Murat Sevinç
‘Yurttaşlık’ yazılarına devam…
Üzerimizde ter ter tepinen ‘önemli insanların’ yaşamımızdaki yeri nedir? Onlara mecbur muyuz?
Bundan sonraki yazılarda da bıkıp usanmadan tekrar edeceğimi, bir kez daha yazmak istiyorum: Biz yurttaşız. Tanık olduğumuz kurumların varlığı, başkaca faktörlerin payını görmek kaydıyla, büyük ölçüde bizim onayımıza bağlı. ‘Önemli insanlar’ biz onları ciddiye aldığımız için ‘önemli insan’ kategorisindeler.
Devleti devlet yapan ve gereksinim duyduğu niteliklerden biri, sunmak zorunda olduğu ‘güç görüntüsü’dür. Makam odaları, araç konvoyları, korumalar, devasa binalar, her türlü güvenlik önlemleri vesaire.
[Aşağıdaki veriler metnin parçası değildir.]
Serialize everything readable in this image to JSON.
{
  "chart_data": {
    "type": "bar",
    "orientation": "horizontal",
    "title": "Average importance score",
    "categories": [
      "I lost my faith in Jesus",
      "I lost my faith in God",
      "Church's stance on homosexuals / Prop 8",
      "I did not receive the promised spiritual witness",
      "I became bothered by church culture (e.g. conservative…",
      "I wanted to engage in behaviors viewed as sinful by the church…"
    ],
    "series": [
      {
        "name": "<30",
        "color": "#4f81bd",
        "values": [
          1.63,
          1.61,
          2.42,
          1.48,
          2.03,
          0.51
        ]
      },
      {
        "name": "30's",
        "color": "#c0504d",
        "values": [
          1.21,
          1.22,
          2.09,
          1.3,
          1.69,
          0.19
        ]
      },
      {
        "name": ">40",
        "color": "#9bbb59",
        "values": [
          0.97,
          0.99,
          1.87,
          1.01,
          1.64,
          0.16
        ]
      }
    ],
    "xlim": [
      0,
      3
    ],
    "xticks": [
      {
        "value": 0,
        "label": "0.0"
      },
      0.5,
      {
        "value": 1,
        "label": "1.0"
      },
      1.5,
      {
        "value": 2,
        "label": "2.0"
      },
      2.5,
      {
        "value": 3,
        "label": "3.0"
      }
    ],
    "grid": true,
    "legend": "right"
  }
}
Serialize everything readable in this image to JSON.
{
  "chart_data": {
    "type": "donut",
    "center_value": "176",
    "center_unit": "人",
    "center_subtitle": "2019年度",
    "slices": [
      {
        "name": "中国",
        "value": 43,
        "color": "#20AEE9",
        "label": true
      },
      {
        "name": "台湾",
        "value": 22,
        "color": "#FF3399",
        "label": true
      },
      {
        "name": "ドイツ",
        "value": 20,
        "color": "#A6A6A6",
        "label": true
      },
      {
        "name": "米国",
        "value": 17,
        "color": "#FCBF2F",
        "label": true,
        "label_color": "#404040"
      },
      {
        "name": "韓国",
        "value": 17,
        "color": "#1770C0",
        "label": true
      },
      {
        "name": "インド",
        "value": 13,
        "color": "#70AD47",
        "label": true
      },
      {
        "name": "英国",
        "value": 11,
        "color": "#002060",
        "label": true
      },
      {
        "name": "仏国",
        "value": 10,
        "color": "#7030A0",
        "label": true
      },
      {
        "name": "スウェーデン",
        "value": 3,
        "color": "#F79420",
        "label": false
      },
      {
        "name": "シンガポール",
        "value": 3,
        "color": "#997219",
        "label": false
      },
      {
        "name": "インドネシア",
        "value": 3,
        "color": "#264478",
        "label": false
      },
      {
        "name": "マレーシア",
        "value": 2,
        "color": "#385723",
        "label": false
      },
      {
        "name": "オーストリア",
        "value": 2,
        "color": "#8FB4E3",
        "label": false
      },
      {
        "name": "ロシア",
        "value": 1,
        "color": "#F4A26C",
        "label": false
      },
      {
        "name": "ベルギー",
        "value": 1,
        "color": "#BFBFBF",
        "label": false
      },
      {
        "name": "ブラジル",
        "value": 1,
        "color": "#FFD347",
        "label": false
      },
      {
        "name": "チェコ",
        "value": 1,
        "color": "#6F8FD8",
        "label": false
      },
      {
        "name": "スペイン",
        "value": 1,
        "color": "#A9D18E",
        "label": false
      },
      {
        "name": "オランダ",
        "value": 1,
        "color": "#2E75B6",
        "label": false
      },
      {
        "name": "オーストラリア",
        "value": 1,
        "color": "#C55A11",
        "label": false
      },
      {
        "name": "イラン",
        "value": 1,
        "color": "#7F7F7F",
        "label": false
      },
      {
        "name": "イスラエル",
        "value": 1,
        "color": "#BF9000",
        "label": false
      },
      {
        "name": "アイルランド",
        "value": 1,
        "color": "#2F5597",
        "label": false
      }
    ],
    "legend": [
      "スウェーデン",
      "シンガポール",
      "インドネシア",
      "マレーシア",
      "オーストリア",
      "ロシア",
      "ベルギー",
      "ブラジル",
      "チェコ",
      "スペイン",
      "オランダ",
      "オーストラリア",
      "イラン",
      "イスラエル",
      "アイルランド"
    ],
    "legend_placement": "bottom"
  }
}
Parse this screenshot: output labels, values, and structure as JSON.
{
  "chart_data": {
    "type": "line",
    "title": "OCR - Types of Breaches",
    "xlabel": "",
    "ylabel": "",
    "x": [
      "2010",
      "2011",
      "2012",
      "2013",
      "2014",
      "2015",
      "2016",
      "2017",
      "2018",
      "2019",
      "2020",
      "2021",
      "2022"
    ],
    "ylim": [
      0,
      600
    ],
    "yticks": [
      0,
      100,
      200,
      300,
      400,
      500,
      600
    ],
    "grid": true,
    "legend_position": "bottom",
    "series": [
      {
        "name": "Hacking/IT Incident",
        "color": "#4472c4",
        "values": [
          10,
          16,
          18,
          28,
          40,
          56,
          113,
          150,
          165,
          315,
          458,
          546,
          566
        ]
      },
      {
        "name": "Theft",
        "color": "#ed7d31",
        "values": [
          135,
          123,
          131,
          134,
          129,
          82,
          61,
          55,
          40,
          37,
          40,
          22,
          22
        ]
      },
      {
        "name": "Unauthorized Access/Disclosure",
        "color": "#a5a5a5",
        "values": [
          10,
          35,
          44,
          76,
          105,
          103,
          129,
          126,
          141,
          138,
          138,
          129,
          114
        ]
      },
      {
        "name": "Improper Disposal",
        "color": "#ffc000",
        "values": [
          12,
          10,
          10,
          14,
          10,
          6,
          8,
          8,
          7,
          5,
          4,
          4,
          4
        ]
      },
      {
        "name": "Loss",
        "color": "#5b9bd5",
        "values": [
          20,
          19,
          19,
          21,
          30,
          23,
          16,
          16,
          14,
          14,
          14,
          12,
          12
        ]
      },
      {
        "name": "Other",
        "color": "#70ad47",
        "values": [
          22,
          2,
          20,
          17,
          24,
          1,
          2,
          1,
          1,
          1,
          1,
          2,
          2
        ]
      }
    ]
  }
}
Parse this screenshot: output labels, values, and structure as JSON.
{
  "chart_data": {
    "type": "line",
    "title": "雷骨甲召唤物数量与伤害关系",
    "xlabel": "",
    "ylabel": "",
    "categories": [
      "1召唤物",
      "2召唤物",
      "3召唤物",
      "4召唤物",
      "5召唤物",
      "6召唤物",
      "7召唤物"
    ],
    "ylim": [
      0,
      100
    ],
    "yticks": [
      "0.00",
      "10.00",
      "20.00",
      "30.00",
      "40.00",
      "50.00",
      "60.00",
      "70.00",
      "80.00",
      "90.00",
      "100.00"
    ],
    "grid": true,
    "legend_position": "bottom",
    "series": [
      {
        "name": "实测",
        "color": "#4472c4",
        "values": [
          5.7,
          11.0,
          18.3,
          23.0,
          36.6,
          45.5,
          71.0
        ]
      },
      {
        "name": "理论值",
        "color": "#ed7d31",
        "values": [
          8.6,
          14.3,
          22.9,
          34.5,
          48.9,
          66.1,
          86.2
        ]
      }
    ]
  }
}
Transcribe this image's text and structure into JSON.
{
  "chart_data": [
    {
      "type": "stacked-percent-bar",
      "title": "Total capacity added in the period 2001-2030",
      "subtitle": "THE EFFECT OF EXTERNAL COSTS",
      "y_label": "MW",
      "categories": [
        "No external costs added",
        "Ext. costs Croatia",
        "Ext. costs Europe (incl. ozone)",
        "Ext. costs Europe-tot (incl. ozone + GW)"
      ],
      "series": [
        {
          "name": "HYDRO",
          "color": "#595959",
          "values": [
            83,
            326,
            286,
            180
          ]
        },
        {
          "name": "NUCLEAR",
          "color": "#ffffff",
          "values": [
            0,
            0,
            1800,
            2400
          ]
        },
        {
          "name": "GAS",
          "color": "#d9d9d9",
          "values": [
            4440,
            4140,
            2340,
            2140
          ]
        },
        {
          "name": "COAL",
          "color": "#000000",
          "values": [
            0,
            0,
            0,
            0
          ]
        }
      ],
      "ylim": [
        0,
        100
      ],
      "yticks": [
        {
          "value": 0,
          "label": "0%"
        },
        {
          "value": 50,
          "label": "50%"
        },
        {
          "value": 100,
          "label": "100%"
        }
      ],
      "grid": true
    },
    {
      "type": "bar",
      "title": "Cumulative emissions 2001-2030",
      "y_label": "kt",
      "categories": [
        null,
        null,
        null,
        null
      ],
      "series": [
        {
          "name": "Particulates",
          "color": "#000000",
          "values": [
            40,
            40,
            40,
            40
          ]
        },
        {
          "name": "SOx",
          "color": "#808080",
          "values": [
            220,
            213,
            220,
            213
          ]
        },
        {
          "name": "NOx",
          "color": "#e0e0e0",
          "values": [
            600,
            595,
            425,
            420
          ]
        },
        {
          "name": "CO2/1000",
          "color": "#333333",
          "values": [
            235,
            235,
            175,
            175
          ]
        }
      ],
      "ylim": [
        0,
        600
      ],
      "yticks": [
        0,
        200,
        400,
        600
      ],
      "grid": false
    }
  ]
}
Batı’dan Doğu’ya geldikçe devlet ve memurunun boyu posu ve işlevi farklılaşır. Lisanstayken bir hocamız, Doğu’ya doğru makam odalarının belirgin biçimde büyüdüğünü, ihtişamın, görgüsüzlüğün arttığını söylemişti.
Devletin varlığından bizi sürekli haberdar etmek için gözümüze soktuğu güç ve ihtişam ‘müsameresinin’ sürebilmesinin gerekçesi de bizlerin hayranlık dolu bakışlarında saklı. Siyasal düzenin tüm ve karmaşık unsurları tarafından belirlenen bakışlarımızın.
Bir örnek üzerinden:
Ankara’da yaşayanlar için ‘önemli insan’ konvoyları izlemek vaka-i adiyedir. Yürürken birden bire trafik kesilir ve önemli insanlardan biri kalabalık araç konvoyuyla önünüzden geçer. Konvoydaki araç sayı ve niteliği kişinin önemiyle doğru orantılıdır. Önemli insanların her daim acelesi vardır. Onlar bizim gibi hareket edemez. Önemli insanlar yanınızdan hızla geçerken, çoğu zaman o koca araçların pencerelerinden sarkmış güvenlik görevlileri de yol kenarında bekleyenlere pis pis bakar ve bazen rahatsız edici bir sesle araç hoparlöründen size seslenir. Bas bas bağırarak kenara çekilmenizi emreder. En son sanırım iki yıl önce Tunalı Hilmi’de hangi önemli insana ait olduğunu anlayamadığım bir konvoyun, kenarda bekleyen bizlere neredeyse küfredercesine bağırdığını hatırlıyorum.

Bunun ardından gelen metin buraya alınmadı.